C++11 Standard (ISO/IEC 14882:2011), Section 3.9, Paragraph 10 states (emphasis mine):

A type is a literal type if it is:

• a scalar type; or
• a reference type; or
• a class type (Clause 9) that has all of the following properties:
  • it has a trivial destructor,
  • every constructor call and full-expression in the brace-or-equal-initializers for non-static data members (if any) is a constant expression (5.19),
  • it is an aggregate type (8.5.1) or has at least one constexpr constructor or constructor template that is not a copy or move constructor, and
  • it has all non-static data members and base classes of literal types; or
• an array of literal type.

In my opinion, taking into account the bullet in bold, class A is not a literal type in C++11 because there are constructor calls and a brace-or-equal-initializers for non-static data members that are not constant expressions. I tried putting constexpr before the constructor definition and also assigning the constructor call to a constexpr variable to check that indeed the compiler complains because those are not constant expressions. However, both Clang and GCC compile it successfully. So I am probably wrong.

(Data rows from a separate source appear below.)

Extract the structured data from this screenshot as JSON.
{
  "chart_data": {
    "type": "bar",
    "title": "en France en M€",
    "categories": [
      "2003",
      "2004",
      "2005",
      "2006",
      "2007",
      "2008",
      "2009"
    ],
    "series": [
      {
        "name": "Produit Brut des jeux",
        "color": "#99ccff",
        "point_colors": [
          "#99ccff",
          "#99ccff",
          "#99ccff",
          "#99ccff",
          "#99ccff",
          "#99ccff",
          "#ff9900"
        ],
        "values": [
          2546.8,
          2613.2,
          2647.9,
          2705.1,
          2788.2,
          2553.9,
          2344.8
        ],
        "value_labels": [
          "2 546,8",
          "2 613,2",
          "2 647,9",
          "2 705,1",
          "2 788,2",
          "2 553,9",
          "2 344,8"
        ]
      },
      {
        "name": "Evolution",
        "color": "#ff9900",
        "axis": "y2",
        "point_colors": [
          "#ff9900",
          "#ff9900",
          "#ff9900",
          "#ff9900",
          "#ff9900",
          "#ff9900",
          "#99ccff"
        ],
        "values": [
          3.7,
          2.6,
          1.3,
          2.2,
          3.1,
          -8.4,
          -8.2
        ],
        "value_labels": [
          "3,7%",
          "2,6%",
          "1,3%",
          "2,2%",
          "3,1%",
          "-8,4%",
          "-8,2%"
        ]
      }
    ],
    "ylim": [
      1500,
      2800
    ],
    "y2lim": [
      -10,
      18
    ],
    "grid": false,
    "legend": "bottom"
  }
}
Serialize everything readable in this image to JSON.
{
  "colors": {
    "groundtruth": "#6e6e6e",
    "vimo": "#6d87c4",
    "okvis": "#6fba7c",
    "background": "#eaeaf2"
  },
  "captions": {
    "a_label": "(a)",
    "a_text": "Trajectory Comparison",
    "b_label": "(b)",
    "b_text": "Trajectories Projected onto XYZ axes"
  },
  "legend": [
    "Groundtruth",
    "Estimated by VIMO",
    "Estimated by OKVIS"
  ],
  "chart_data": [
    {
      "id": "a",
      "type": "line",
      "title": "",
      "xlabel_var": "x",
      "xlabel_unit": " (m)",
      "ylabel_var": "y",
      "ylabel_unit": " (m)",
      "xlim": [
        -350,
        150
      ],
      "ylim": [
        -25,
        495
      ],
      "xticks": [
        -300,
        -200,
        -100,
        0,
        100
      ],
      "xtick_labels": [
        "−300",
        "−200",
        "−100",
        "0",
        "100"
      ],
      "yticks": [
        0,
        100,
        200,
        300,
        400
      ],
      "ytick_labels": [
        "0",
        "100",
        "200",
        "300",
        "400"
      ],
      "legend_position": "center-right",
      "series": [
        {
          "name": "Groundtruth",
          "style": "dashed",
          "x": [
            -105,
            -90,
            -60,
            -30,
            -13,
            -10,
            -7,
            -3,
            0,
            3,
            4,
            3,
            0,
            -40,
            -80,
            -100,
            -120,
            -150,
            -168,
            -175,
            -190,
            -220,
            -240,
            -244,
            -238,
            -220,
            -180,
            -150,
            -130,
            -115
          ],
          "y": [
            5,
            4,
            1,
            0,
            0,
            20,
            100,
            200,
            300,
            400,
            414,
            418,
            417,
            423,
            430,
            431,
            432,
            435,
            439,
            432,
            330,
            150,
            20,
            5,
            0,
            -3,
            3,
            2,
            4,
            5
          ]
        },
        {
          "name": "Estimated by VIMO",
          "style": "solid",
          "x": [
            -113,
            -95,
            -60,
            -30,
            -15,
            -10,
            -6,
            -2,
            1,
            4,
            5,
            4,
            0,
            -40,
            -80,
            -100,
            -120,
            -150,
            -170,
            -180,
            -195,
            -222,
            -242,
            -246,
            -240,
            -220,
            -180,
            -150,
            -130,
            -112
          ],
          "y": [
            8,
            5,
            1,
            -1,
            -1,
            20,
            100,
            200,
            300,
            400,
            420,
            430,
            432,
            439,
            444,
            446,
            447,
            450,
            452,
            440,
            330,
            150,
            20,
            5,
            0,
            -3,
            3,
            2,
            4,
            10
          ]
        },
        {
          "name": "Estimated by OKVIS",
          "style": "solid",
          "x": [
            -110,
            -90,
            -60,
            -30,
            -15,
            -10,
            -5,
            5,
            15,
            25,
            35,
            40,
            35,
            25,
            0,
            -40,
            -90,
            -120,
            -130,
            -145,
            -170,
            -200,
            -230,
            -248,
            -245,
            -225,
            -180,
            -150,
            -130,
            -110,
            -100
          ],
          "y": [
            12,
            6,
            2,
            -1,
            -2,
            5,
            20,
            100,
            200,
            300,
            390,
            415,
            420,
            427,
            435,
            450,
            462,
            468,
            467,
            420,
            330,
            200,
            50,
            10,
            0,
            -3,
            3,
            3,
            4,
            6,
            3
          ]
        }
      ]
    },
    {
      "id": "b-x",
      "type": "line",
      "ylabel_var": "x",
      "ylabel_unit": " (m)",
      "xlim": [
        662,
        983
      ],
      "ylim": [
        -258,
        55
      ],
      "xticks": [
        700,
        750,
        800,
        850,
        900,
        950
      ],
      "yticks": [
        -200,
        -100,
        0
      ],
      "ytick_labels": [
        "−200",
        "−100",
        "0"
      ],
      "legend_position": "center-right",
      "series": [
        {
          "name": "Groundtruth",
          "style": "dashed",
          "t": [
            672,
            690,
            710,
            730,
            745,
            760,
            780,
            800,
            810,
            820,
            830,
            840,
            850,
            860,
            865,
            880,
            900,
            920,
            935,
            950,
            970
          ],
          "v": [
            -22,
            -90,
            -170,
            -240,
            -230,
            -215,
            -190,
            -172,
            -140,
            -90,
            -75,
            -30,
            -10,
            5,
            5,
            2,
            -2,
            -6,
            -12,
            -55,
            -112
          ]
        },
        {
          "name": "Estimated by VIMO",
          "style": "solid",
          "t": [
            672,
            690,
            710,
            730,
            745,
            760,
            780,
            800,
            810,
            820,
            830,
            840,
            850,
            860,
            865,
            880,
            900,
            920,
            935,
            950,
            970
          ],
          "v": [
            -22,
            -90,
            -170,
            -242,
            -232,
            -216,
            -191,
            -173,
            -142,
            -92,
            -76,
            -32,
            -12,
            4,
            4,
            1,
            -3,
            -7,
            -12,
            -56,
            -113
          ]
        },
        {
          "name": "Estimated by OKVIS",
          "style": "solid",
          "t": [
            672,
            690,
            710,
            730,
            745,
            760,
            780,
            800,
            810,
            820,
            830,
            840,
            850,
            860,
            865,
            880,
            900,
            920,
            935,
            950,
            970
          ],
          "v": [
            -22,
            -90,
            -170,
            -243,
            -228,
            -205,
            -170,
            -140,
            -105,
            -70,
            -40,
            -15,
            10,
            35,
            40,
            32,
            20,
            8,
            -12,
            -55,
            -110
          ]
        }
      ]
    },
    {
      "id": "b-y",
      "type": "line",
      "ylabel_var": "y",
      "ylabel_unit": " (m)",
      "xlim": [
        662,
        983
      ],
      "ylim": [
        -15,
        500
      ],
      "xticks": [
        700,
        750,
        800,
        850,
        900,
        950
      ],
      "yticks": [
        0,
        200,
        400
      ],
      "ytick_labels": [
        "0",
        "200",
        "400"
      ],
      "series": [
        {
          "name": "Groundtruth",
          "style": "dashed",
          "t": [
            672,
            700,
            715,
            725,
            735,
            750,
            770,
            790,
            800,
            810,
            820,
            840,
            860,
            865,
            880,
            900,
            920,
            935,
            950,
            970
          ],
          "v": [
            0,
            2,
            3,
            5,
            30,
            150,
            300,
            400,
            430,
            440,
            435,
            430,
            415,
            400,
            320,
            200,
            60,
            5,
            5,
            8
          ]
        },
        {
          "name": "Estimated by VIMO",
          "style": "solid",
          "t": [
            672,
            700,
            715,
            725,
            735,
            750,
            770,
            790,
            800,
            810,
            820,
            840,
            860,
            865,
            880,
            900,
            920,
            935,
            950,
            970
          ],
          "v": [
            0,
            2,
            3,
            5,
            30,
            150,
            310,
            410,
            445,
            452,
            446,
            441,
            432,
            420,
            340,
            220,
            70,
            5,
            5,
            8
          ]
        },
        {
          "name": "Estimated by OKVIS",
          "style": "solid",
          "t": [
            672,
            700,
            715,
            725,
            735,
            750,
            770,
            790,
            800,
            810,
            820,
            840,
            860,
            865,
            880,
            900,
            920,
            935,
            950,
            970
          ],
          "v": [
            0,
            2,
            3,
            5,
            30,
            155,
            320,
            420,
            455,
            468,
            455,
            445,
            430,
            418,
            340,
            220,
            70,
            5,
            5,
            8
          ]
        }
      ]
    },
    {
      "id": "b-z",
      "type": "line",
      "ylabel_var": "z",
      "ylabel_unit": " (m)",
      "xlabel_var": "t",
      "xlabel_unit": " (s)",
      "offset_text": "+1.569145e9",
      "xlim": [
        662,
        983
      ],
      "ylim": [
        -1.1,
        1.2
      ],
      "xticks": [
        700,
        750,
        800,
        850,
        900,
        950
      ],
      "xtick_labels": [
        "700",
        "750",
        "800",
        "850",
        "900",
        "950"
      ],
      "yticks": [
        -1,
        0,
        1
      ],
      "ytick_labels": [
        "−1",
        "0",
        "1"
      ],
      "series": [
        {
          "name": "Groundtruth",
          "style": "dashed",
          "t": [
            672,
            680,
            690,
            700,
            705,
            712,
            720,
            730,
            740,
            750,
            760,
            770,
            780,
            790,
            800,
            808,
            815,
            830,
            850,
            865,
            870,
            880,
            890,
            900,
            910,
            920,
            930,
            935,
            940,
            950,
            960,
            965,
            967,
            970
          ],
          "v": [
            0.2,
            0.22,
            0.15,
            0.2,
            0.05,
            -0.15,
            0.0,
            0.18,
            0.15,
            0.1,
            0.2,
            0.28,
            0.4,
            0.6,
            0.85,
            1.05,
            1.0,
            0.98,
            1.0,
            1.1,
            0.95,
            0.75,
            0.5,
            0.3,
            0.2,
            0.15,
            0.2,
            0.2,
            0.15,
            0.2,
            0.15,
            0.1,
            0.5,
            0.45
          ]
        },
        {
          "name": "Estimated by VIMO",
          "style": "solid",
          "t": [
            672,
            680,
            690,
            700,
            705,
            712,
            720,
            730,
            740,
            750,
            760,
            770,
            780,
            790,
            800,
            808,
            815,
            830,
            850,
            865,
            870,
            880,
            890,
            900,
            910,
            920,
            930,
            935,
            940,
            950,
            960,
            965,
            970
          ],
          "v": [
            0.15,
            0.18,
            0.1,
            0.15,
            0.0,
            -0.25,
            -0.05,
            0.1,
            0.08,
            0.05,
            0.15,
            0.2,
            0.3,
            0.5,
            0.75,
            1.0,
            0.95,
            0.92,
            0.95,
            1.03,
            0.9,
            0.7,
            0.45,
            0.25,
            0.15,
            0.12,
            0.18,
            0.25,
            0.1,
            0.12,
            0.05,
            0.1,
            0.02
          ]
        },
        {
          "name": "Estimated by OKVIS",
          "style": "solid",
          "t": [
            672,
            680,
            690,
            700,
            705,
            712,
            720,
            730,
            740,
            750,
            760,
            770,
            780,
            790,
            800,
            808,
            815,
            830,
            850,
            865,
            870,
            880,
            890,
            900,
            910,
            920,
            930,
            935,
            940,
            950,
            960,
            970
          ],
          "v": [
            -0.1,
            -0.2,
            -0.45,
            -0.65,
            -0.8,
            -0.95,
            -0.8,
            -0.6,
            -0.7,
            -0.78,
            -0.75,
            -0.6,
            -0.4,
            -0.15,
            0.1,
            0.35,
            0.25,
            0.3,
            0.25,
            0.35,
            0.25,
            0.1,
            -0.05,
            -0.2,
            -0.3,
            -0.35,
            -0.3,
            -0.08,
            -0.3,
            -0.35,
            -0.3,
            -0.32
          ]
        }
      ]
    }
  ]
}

• Does anyone know why class A is a literal type?

The bullet in bold was removed in C++14 (N3652), so I understand class A is a literal type in C++14. I need to know because function is constexpr, therefore each of its parameter types shall be a literal type (C++11/C++14 Standard, Section 7.1.15, Paragraph 3).

EDIT: In the Original Post I used a simple example to make it easier to read, and explained I already tried many combinations. Now I updated the example with some of those combinations to show I tried different constructor calls, definitions and non-static data member initializations. Thanks.

Answer 1

Does anyone know why class A is a literal type?

It's not in C++11, but it is in C++14, for the reasons you cite in your post. However...

However, both Clang and GCC compile it successfully. So I am probably wrong.

You are not wrong. Neither are clang and gcc. The code is, indeed, well-formed despite A not being a literal type... simply because nothing requires it to be a literal type. function may be a constexpr function, but it isn't being invoked as a constant expression. var isn't a constexpr object, so there's no enforced requirement that all the objects be of literal type. Had you tried:

constexpr int var = function(...);

then the code would be ill-formed, as in this case, function(...) would need to be a core constant expression, which requires literal types, which is a requirement that in C++11 A failed. (Actually, you'd also have the problem in C++14 that none of the As are constexpr objects).